Alle reden von Popliteratur, aber keiner weiß so genau, was das eigentlich ist. Daher verwundert es nicht, dass jetzt die Deuter auf den Plan treten. Einige Publikationen zu diesem Thema sind inzwischen erschienen, die umfangreichste Recherche stammt von Johannes Ullmaier, Redaktionsmitglied der Mainzer Buchreihe Testcard. Beiträge zur Popgeschichte. Sein umfangreich bebilderter Band, in Sachen Lay-Out und Grafik an Rolf Dieter Brinkmanns ACID-Anthologie orientiert, beruht auf einer vierteiligen Reihe von Radiobeiträgen, und das ist das Gute und das Schlechte daran.

Enno Stahl |
    Einerseits fällt der Argumentationsteil mit seinen 170 Seiten wohl noch zu schmal aus, um seinem Thema in der Gänze gerecht zu werden.

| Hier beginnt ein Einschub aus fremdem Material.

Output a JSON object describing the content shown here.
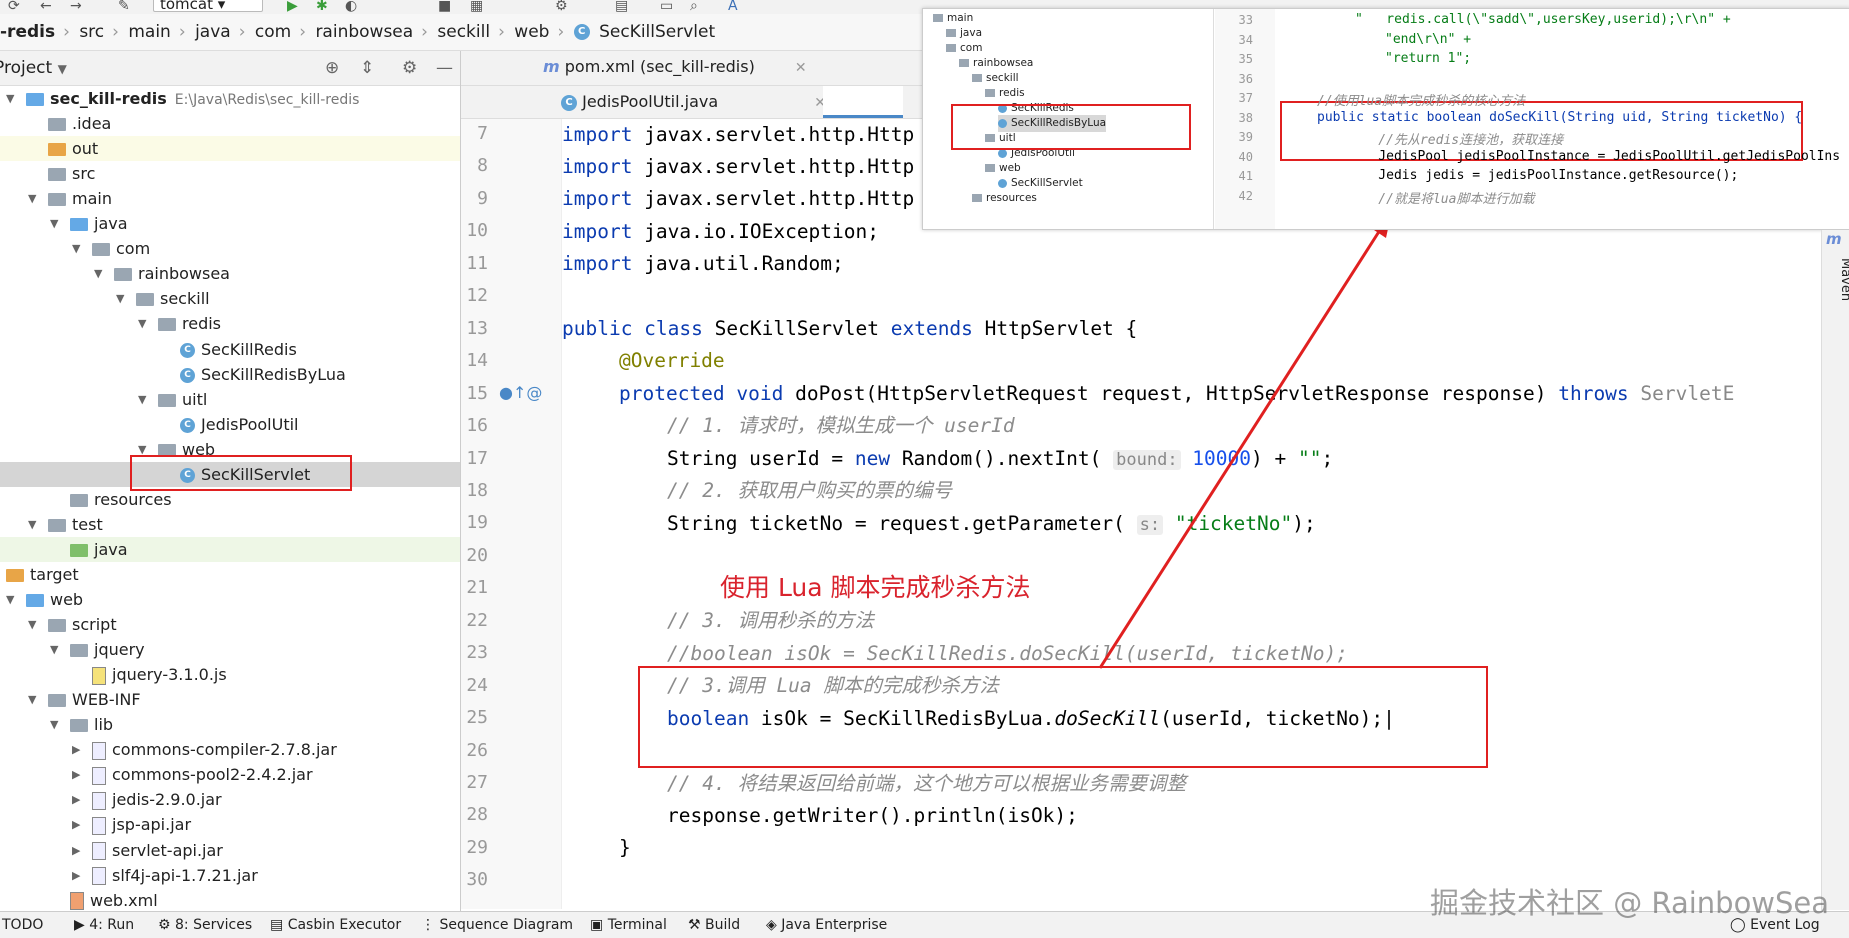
{
  "toolbar": {
    "run_config": "tomcat"
  },
  "breadcrumb": [
    "-redis",
    "src",
    "main",
    "java",
    "com",
    "rainbowsea",
    "seckill",
    "web",
    "SecKillServlet"
  ],
  "project_panel": {
    "title": "Project"
  },
  "tree": [
    {
      "label": "sec_kill-redis",
      "extra": "E:\\Java\\Redis\\sec_kill-redis",
      "indent": 0,
      "arrow": "▼",
      "icon": "module"
    },
    {
      "label": ".idea",
      "indent": 1,
      "icon": "folder"
    },
    {
      "label": "out",
      "indent": 1,
      "icon": "folder-orange"
    },
    {
      "label": "src",
      "indent": 1,
      "icon": "folder"
    },
    {
      "label": "main",
      "indent": 1,
      "arrow": "▼",
      "icon": "folder"
    },
    {
      "label": "java",
      "indent": 2,
      "arrow": "▼",
      "icon": "folder-blue"
    },
    {
      "label": "com",
      "indent": 3,
      "arrow": "▼",
      "icon": "folder"
    },
    {
      "label": "rainbowsea",
      "indent": 4,
      "arrow": "▼",
      "icon": "folder"
    },
    {
      "label": "seckill",
      "indent": 5,
      "arrow": "▼",
      "icon": "folder"
    },
    {
      "label": "redis",
      "indent": 6,
      "arrow": "▼",
      "icon": "folder"
    },
    {
      "label": "SecKillRedis",
      "indent": 7,
      "icon": "class"
    },
    {
      "label": "SecKillRedisByLua",
      "indent": 7,
      "icon": "class"
    },
    {
      "label": "uitl",
      "indent": 6,
      "arrow": "▼",
      "icon": "folder"
    },
    {
      "label": "JedisPoolUtil",
      "indent": 7,
      "icon": "class"
    },
    {
      "label": "web",
      "indent": 6,
      "arrow": "▼",
      "icon": "folder"
    },
    {
      "label": "SecKillServlet",
      "indent": 7,
      "icon": "class"
    },
    {
      "label": "resources",
      "indent": 2,
      "icon": "folder"
    },
    {
      "label": "test",
      "indent": 1,
      "arrow": "▼",
      "icon": "folder"
    },
    {
      "label": "java",
      "indent": 2,
      "icon": "folder-green"
    },
    {
      "label": "target",
      "indent": 0,
      "icon": "folder-orange"
    },
    {
      "label": "web",
      "indent": 0,
      "arrow": "▼",
      "icon": "folder-blue"
    },
    {
      "label": "script",
      "indent": 1,
      "arrow": "▼",
      "icon": "folder"
    },
    {
      "label": "jquery",
      "indent": 2,
      "arrow": "▼",
      "icon": "folder"
    },
    {
      "label": "jquery-3.1.0.js",
      "indent": 3,
      "icon": "js"
    },
    {
      "label": "WEB-INF",
      "indent": 1,
      "arrow": "▼",
      "icon": "folder"
    },
    {
      "label": "lib",
      "indent": 2,
      "arrow": "▼",
      "icon": "folder"
    },
    {
      "label": "commons-compiler-2.7.8.jar",
      "indent": 3,
      "arrow": "▶",
      "icon": "jar"
    },
    {
      "label": "commons-pool2-2.4.2.jar",
      "indent": 3,
      "arrow": "▶",
      "icon": "jar"
    },
    {
      "label": "jedis-2.9.0.jar",
      "indent": 3,
      "arrow": "▶",
      "icon": "jar"
    },
    {
      "label": "jsp-api.jar",
      "indent": 3,
      "arrow": "▶",
      "icon": "jar"
    },
    {
      "label": "servlet-api.jar",
      "indent": 3,
      "arrow": "▶",
      "icon": "jar"
    },
    {
      "label": "slf4j-api-1.7.21.jar",
      "indent": 3,
      "arrow": "▶",
      "icon": "jar"
    },
    {
      "label": "web.xml",
      "indent": 2,
      "icon": "xml"
    }
  ],
  "tabs": {
    "pom": "pom.xml (sec_kill-redis)",
    "jedis": "JedisPoolUtil.java"
  },
  "line_numbers": [
    "7",
    "8",
    "9",
    "10",
    "11",
    "12",
    "13",
    "14",
    "15",
    "16",
    "17",
    "18",
    "19",
    "20",
    "21",
    "22",
    "23",
    "24",
    "25",
    "26",
    "27",
    "28",
    "29",
    "30"
  ],
  "code": {
    "l7": {
      "kw": "import",
      "rest": " javax.servlet.http.Http"
    },
    "l8": {
      "kw": "import",
      "rest": " javax.servlet.http.Http"
    },
    "l9": {
      "kw": "import",
      "rest": " javax.servlet.http.Http"
    },
    "l10": {
      "kw": "import",
      "rest": " java.io.IOException;"
    },
    "l11": {
      "kw": "import",
      "rest": " java.util.Random;"
    },
    "l13a": "public class ",
    "l13b": "SecKillServlet ",
    "l13c": "extends ",
    "l13d": "HttpServlet {",
    "l14": "@Override",
    "l15a": "protected void ",
    "l15b": "doPost(HttpServletRequest request, HttpServletResponse response) ",
    "l15c": "throws ",
    "l15d": "ServletE",
    "l16": "// 1. 请求时，模拟生成一个 userId",
    "l17a": "String userId = ",
    "l17b": "new ",
    "l17c": "Random().nextInt( ",
    "l17hint": "bound:",
    "l17d": " 10000",
    "l17e": ") + ",
    "l17f": "\"\"",
    "l17g": ";",
    "l18": "// 2. 获取用户购买的票的编号",
    "l19a": "String ticketNo = request.getParameter( ",
    "l19hint": "s:",
    "l19b": " \"ticketNo\"",
    "l19c": ");",
    "l22": "// 3. 调用秒杀的方法",
    "l23": "//boolean isOk = SecKillRedis.doSecKill(userId, ticketNo);",
    "l24": "// 3.调用 Lua 脚本的完成秒杀方法",
    "l25a": "boolean ",
    "l25b": "isOk = SecKillRedisByLua.",
    "l25c": "doSecKill",
    "l25d": "(userId, ticketNo);",
    "l27": "// 4. 将结果返回给前端，这个地方可以根据业务需要调整",
    "l28": "response.getWriter().println(isOk);",
    "l29": "}"
  },
  "annotation": "使用 Lua 脚本完成秒杀方法",
  "inset": {
    "tree": [
      "main",
      "java",
      "com",
      "rainbowsea",
      "seckill",
      "redis",
      "SecKillRedis",
      "SecKillRedisByLua",
      "uitl",
      "JedisPoolUtil",
      "web",
      "SecKillServlet",
      "resources"
    ],
    "line_numbers": [
      "33",
      "34",
      "35",
      "36",
      "37",
      "38",
      "39",
      "40",
      "41",
      "42"
    ],
    "code": [
      "\"   redis.call(\\\"sadd\\\",usersKey,userid);\\r\\n\" +",
      "\"end\\r\\n\" +",
      "\"return 1\";",
      "",
      "//使用lua脚本完成秒杀的核心方法",
      "public static boolean doSecKill(String uid, String ticketNo) {",
      "    //先从redis连接池，获取连接",
      "    JedisPool jedisPoolInstance = JedisPoolUtil.getJedisPoolIns",
      "    Jedis jedis = jedisPoolInstance.getResource();",
      "    //就是将lua脚本进行加载"
    ]
  },
  "statusbar": [
    "TODO",
    "4: Run",
    "8: Services",
    "Casbin Executor",
    "Sequence Diagram",
    "Terminal",
    "Build",
    "Java Enterprise",
    "Event Log"
  ],
  "maven": "Maven",
  "watermark": "掘金技术社区 @ RainbowSea"
}
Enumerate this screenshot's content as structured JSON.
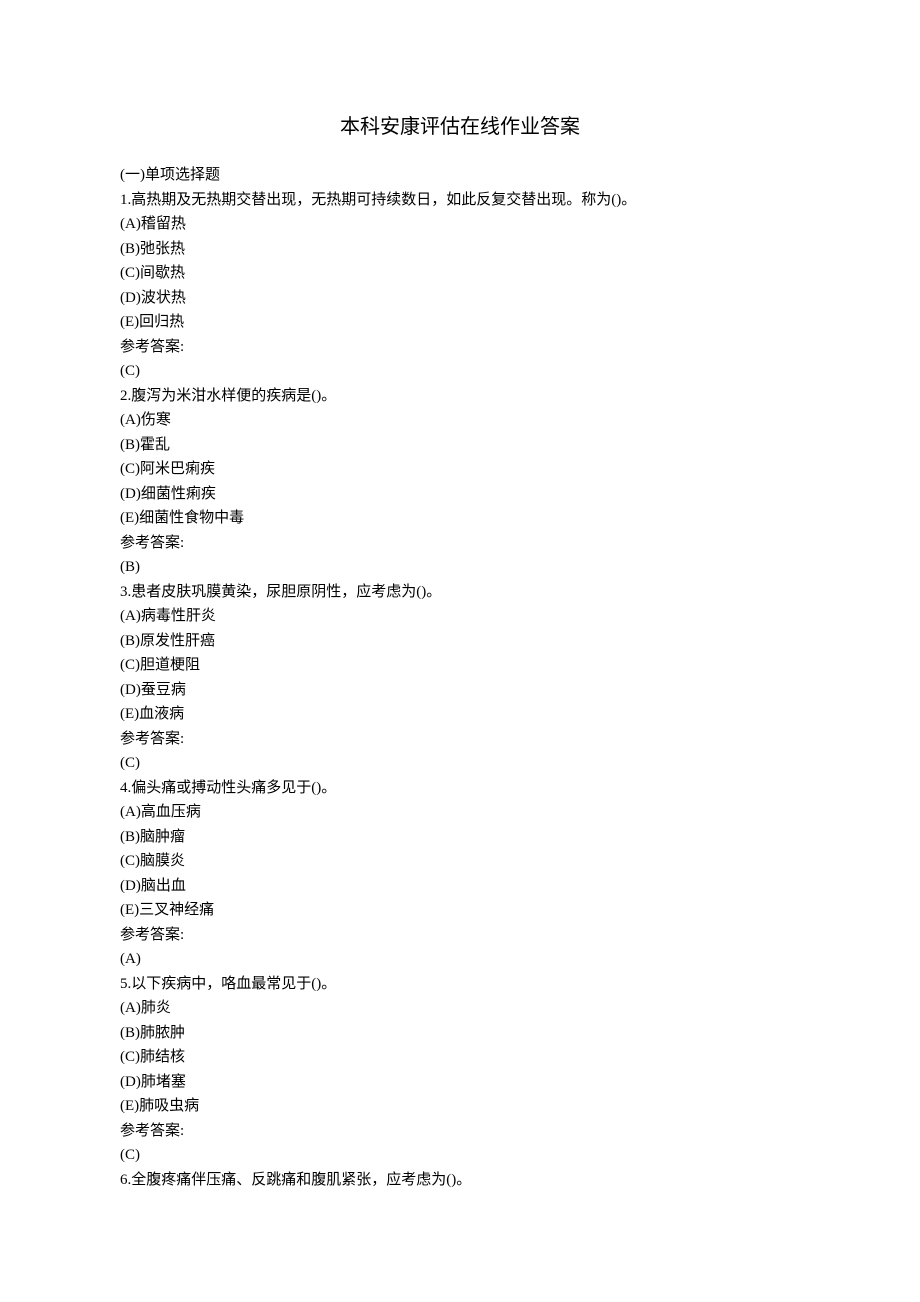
{
  "title": "本科安康评估在线作业答案",
  "section_heading": "(一)单项选择题",
  "questions": [
    {
      "stem": "1.高热期及无热期交替出现，无热期可持续数日，如此反复交替出现。称为()。",
      "options": [
        "(A)稽留热",
        "(B)弛张热",
        "(C)间歇热",
        "(D)波状热",
        "(E)回归热"
      ],
      "answer_label": "参考答案:",
      "answer": "(C)"
    },
    {
      "stem": "2.腹泻为米泔水样便的疾病是()。",
      "options": [
        "(A)伤寒",
        "(B)霍乱",
        "(C)阿米巴痢疾",
        "(D)细菌性痢疾",
        "(E)细菌性食物中毒"
      ],
      "answer_label": "参考答案:",
      "answer": "(B)"
    },
    {
      "stem": "3.患者皮肤巩膜黄染，尿胆原阴性，应考虑为()。",
      "options": [
        "(A)病毒性肝炎",
        "(B)原发性肝癌",
        "(C)胆道梗阻",
        "(D)蚕豆病",
        "(E)血液病"
      ],
      "answer_label": "参考答案:",
      "answer": "(C)"
    },
    {
      "stem": "4.偏头痛或搏动性头痛多见于()。",
      "options": [
        "(A)高血压病",
        "(B)脑肿瘤",
        "(C)脑膜炎",
        "(D)脑出血",
        "(E)三叉神经痛"
      ],
      "answer_label": "参考答案:",
      "answer": "(A)"
    },
    {
      "stem": "5.以下疾病中，咯血最常见于()。",
      "options": [
        "(A)肺炎",
        "(B)肺脓肿",
        "(C)肺结核",
        "(D)肺堵塞",
        "(E)肺吸虫病"
      ],
      "answer_label": "参考答案:",
      "answer": "(C)"
    },
    {
      "stem": "6.全腹疼痛伴压痛、反跳痛和腹肌紧张，应考虑为()。",
      "options": [],
      "answer_label": "",
      "answer": ""
    }
  ]
}
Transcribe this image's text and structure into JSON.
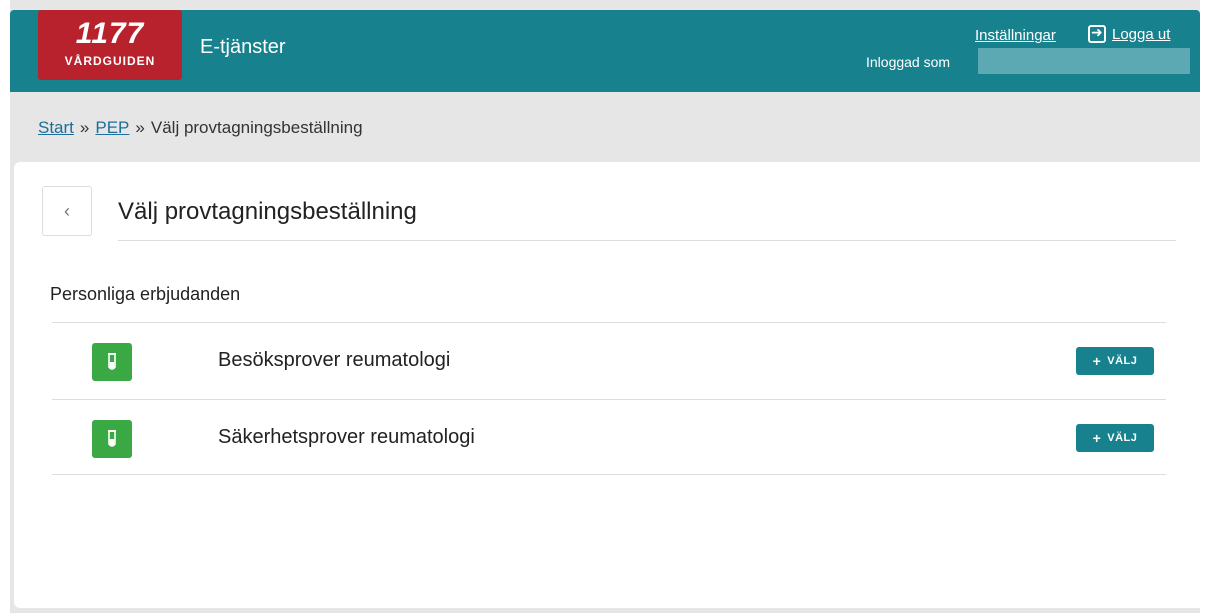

Andererseits wartet das Buch mit einer Unzahl an Originalzitaten von Autoren und Kritikern auf, die ausgesprochen anschaulich beleuchtet, was es mit dem Thema Popliteratur in Deutschland auf sich hat, dass es nämlich zuallererst ein Diskurs- und Medienthema ist. Selten wurde über eine literarische Richtung, über eine Anzahl von Autoren soviel geschrieben, gestritten, ja "gelabert". Jeder, der eine Meinung dazu hatte, hat diese auch unbarmherzig kundgetan. Welchen Beitrag leistet nun Ullmaier für diese Diskussion, welche neue Sicht vermittelt sein Buch?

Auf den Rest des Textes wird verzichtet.